Questão de sorte

Ter ou não ter sorte nunca me chamou muito a atenção, por mais que seja assunto recorrente entre amigos e na rede social. E, de verdade, nunca parei pra pensar profundamente no assunto.
Na adolescência, as frases sobre sorte e destino acabavam, de alguma forma, encantando-me. Mas acreditar na sorte, no destino, parecia-me, antes, coisa de filosofandos e afins.
Mas semana passada isso mudou. Tive que pensar, e admito que de modo assustador, nesse lance de sorte/destino. E era pra ser uma simples venda de automóvel (ou quase isso).
Coloquei à venda um carro velho que foi da minha irmã e que, por razões bastante óbvias, vendeu-me baratinho. A marca, importada e nem um pouco bem-vista por aqui onde moro, e o modelo estranho do carrinho fez-me anunciá-lo na internet. Não tinha pretensões, diga-se de passagem, por se tratar de um senhor carro de 20 anos, amassado feito caneca de cego e que possui um lado de cada cor.
A surpresa começou pela rapidez no envio das propostas de compra. O anúncio publicado às 10 horas da manhã fez um verdadeiro sucesso em pouco mais de uma hora de exposição. E no dia seguinte, maravilhosamente, vendido.
Interessou-se por ele, quase que em estado de adoração, uma mulher de outra cidade das redondezas. Veio vê-lo em um dia e fechou negócio, vindo assinar os documentos e acertar o pagamento no outro.

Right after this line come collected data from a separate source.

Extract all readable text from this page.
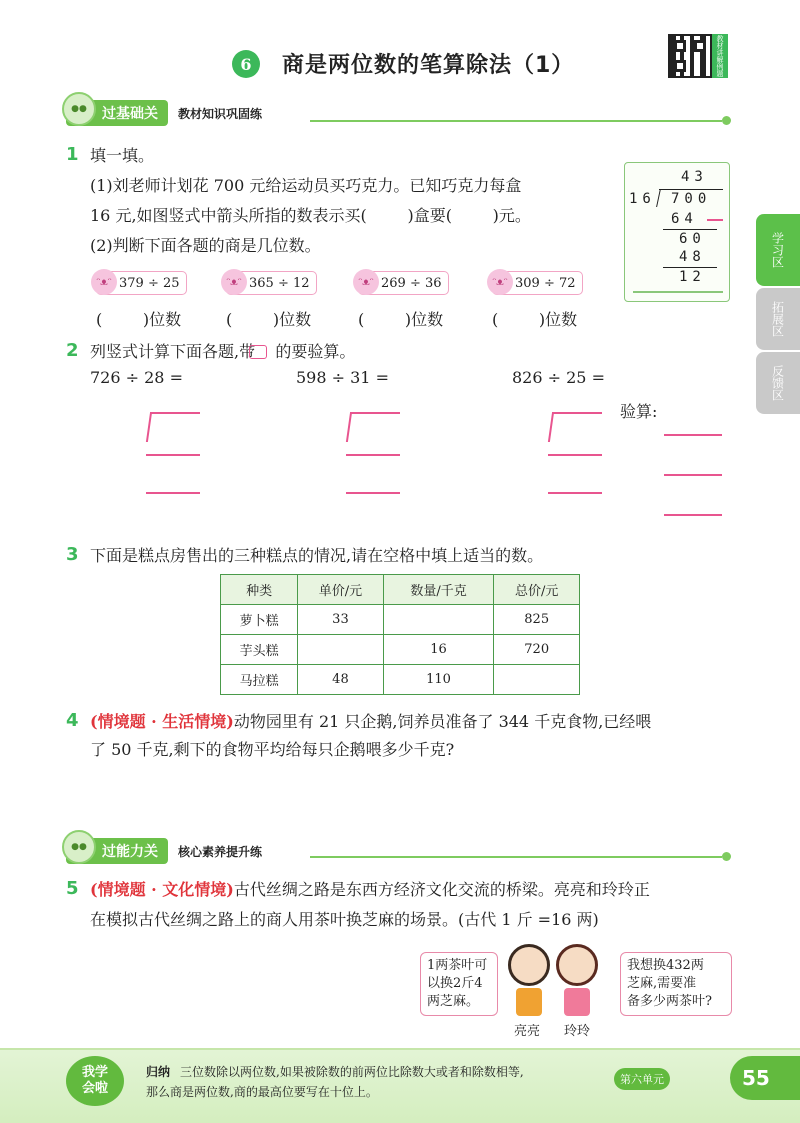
6	商是两位数的笔算除法（1）	教材讲解例题
●●	过基础关	教材知识巩固练
学习区
拓展区
反馈区
1 填一填。
(1)刘老师计划花 700 元给运动员买巧克力。已知巧克力每盒
16 元,如图竖式中箭头所指的数表示买(        )盒要(        )元。
(2)判断下面各题的商是几位数。
43
16 700
64
60
48
12
ᵔᴥᵔ 379 ÷ 25	ᵔᴥᵔ 365 ÷ 12	ᵔᴥᵔ 269 ÷ 36	ᵔᴥᵔ 309 ÷ 72
(        )位数	(        )位数	(        )位数	(        )位数
2 列竖式计算下面各题,带    的要验算。
726 ÷ 28 =	598 ÷ 31 =	826 ÷ 25 =
验算:
3 下面是糕点房售出的三种糕点的情况,请在空格中填上适当的数。
种类	单价/元	数量/千克	总价/元
萝卜糕	33		825
芋头糕		16	720
马拉糕	48	110	
4 (情境题 · 生活情境)动物园里有 21 只企鹅,饲养员准备了 344 千克食物,已经喂
了 50 千克,剩下的食物平均给每只企鹅喂多少千克?
●●	过能力关	核心素养提升练
5 (情境题 · 文化情境)古代丝绸之路是东西方经济文化交流的桥梁。亮亮和玲玲正
在模拟古代丝绸之路上的商人用茶叶换芝麻的场景。(古代 1 斤 =16 两)
1两茶叶可
以换2斤4
两芝麻。
我想换432两
芝麻,需要准
备多少两茶叶?
亮亮 玲玲
我学
会啦
归纳 三位数除以两位数,如果被除数的前两位比除数大或者和除数相等,
那么商是两位数,商的最高位要写在十位上。
第六单元	55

Sorte - pensei eu - existe.
Todos os assuntos tratados e acertados, a (in) feliz proprietária do quase-carro entrou em sua recém-conquista e logo perguntou de uma sacola. Sacola? Que sacola? Roubaram-lhe a sacola de dentro do carro. Com dois pares de sapato e um celular. Esse, infortúnio da mulher: custara-lhe uma pequena fortuna e havia menos de um  mês.
A má sorte dela não acaba aí. Muito antes de chegar a comprar o carrinho, nasceu em uma família totalmente desestruturada; foi abandonada, levada a adoção, devolvida e passara a adolescência em uma casa abrigo. Perdera o emprego no mês anterior, o marido a deixara com duas crianças pequenas e agora, em uma cidade desconhecida (que por sorte era a minha), fora roubada.
Desespero. Procura na rua. Conversa com policiais. Tento acalmar a coitada como posso. Prometo-lhe um novo celular. E depois de umas três horas de boletins e chororôs, ela se vai, levando consigo um novo celular, um velho carro e sua carga de sorte.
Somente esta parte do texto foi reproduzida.